Wakefield’s brother William led the colonists in New Zealand, while Wakefield himself directed company affairs in England, often quarreling with officers of the Colonial Office and the Church Missionary Society. In 1841, the government chartered the New Zealand Company , as Wakefield continued to influence Parliament, which had come to respect his advice on colonial matters.
The year 1846 brought misfortune, as Wakefield suffered a stroke. While he was recuperating, he lost control of his company. After recovering from his stroke, he promoted creation of Canterbury, a project of the Church of England to establish an Anglican colony. By supporting this endeavor, Wakefield could pacify critics in the Church Missionary Society as well as demonstrate the practicality of his own ideas. In 1852, he went to New Zealand and participated in politics until 1854, when poor health forced him to withdraw from public life. He died in Wellington on May 16, 1862.
Significance
Edward Gibbon Wakefield’s influence upon British colonial policy was substantial. He was the first administrator to compose a comprehensive theory for the settlement and administration of the colonies and to propose ways to put it into practice. A tendency toward egotism and arrogance led him at times to employ dubious devices to gain his objectives, behavior that cost him some support. Nevertheless, despite his early criminal actions, he gained influence by forming friendships with people in high places. His recommendations generally worked well and enabled him to overcome the handicap of his shady reputation. His involvement in the domestic politics of New Zealand was contentious, as he quarreled with both the governor and the assembly of the colony. His skill as a parliamentarian ensured that he would not be ignored, but when New Zealand formed its first government, he was not invited to join the cabinet.
Bibliography
Bloomfield, Paul. Edward Gibbon Wakefield: Builder of the British Commonwealth. London: Longmans, Green, 1961. A laudatory biography written in popular style with numerous illustrations and a large bibliography, this is a fine place to begin a study of Wakefield.

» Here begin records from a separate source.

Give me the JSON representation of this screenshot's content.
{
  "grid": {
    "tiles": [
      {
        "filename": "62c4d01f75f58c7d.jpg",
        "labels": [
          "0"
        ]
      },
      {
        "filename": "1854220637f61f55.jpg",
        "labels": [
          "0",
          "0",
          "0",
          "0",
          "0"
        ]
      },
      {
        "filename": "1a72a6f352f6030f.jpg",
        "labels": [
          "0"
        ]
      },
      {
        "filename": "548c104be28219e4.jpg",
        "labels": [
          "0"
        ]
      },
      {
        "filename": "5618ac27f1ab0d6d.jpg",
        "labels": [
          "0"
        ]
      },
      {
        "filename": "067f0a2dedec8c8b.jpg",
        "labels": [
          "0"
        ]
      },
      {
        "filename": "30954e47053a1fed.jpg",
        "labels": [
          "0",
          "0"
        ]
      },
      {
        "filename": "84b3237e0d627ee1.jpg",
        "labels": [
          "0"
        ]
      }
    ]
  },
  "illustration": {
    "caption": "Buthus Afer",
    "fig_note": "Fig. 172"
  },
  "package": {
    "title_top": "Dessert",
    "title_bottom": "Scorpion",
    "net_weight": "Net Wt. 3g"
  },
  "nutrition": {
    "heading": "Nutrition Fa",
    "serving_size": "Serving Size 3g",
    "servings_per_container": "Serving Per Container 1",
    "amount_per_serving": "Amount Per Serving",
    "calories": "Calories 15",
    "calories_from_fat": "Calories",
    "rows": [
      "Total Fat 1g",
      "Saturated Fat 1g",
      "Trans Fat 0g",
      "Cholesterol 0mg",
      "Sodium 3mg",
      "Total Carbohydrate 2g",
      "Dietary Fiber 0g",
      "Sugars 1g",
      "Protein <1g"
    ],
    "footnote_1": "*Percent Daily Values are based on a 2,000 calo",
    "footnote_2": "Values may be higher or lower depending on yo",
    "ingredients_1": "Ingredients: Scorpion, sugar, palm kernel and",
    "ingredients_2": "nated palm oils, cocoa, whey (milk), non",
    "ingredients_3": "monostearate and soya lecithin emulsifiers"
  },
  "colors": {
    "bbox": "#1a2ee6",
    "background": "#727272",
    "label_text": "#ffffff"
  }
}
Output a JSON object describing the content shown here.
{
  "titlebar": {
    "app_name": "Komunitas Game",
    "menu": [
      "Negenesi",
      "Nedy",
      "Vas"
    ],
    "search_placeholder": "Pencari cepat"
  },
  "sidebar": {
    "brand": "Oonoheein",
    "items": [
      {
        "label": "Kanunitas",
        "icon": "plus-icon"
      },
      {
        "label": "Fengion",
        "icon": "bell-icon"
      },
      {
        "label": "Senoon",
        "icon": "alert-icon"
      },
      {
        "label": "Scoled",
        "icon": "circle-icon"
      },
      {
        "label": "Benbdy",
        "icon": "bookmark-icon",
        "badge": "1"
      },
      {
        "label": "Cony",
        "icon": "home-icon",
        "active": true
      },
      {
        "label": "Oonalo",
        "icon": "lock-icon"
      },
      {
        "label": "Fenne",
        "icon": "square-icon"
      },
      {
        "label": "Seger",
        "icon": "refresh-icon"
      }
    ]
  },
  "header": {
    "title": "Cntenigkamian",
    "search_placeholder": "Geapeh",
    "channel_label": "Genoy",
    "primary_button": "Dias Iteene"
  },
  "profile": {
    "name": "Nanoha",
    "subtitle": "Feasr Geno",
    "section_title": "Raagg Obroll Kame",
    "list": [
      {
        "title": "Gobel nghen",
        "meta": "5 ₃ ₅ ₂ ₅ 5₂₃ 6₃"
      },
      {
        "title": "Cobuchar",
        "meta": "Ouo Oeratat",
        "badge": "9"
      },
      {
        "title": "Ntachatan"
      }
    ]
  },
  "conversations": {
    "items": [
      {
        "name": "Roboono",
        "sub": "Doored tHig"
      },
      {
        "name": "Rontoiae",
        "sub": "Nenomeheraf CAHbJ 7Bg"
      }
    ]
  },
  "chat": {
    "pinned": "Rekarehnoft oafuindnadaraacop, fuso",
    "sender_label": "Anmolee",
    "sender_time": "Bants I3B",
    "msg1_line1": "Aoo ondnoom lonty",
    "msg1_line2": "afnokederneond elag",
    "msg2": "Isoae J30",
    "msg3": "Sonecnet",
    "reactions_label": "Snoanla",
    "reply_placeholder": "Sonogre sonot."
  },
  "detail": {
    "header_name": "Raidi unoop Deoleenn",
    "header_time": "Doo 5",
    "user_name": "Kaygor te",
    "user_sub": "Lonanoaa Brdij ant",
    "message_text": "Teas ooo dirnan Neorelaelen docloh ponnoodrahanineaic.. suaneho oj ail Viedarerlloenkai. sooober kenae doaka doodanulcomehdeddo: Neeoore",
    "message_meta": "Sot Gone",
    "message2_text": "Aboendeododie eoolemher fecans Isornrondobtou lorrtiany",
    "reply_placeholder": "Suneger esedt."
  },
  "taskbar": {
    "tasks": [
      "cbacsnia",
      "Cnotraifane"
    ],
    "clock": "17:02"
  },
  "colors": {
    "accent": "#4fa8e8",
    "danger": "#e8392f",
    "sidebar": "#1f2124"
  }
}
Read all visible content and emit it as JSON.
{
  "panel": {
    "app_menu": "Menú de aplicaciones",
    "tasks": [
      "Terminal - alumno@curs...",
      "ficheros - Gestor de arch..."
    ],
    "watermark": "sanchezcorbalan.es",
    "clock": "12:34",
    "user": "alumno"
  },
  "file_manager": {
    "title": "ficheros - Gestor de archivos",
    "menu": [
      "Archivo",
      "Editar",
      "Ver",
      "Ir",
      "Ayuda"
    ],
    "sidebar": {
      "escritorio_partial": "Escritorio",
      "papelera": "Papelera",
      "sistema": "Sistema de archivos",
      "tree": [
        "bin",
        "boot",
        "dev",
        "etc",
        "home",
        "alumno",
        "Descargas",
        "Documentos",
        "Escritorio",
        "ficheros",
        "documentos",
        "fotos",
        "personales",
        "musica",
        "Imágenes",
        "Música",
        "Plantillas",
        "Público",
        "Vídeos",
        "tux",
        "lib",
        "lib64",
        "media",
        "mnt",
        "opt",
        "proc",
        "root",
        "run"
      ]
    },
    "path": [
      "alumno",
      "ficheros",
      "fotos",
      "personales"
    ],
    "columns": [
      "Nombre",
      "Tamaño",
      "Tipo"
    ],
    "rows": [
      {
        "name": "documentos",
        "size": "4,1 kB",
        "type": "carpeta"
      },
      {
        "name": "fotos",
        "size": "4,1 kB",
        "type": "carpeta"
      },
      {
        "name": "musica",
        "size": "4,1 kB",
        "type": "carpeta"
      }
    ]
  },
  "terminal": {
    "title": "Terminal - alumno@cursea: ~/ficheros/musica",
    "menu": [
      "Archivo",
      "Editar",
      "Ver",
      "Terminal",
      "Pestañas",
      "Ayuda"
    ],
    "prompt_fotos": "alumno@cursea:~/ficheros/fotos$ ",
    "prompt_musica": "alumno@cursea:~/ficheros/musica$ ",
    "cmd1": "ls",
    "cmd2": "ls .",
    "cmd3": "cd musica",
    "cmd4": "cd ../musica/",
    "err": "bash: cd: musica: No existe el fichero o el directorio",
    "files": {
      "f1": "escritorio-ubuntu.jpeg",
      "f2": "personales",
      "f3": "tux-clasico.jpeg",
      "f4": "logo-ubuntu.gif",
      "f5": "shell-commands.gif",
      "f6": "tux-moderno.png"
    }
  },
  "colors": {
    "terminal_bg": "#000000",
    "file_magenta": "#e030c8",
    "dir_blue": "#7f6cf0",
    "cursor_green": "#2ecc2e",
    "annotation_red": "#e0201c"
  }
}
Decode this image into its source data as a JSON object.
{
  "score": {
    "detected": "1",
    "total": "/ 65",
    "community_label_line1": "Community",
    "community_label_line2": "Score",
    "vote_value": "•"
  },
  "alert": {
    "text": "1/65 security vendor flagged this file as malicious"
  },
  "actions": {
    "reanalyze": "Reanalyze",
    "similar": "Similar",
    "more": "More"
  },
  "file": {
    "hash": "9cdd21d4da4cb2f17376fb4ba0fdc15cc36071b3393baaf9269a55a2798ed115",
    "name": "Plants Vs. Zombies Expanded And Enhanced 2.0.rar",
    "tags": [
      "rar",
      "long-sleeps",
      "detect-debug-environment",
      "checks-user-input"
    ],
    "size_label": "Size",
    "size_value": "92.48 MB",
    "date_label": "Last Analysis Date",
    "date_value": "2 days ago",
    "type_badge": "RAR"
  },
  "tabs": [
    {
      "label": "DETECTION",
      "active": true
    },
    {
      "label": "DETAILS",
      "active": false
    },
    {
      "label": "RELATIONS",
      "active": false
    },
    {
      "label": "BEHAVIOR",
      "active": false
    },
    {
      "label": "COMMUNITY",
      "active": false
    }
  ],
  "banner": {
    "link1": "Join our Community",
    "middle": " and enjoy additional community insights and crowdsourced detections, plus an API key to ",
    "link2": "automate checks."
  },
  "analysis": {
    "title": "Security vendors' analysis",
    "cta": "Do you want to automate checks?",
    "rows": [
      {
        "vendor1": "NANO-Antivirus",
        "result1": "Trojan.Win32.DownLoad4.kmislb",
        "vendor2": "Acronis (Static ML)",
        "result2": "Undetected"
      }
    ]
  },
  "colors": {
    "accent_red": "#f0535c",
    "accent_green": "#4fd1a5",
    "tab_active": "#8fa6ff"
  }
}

Simpson, Tony. The Immigrants. Auckland, New Zealand: Auckland University Press, 1997. A useful account of the entire phenomenon of emigration to New Zealand in which Wakefield was so influential.
Temple, Philip. A Sort of Conscience: The Wakefields. Auckland, New Zealand: Auckland University Press, 2002. A work of thorough and critical scholarship, this book examines the work of Wakefield and his associates and evaluates their achievements within the context of their times.
Wakefield, Edward Gibbon. A Letter from Sydney and Other Writings on Colonization. Edited by R. C. Mills. London: J. M. Dent & Sons, 1929. This is the primary source for a study of Wakefield’s ideas.
Wakefield, Edward Jerningham. Adventure in New Zealand. London: Whitcombe and Tombs, 1955. New edition of a book first published in 1846 by Wakefield’s son, who was with him in Canada and lived in New Zealand until 1844. The younger Wakefield’s diary of those years, the book is a biased but primary source for the history of the settlement and his father’s role in it. An abridged edition of the book was published in 1975.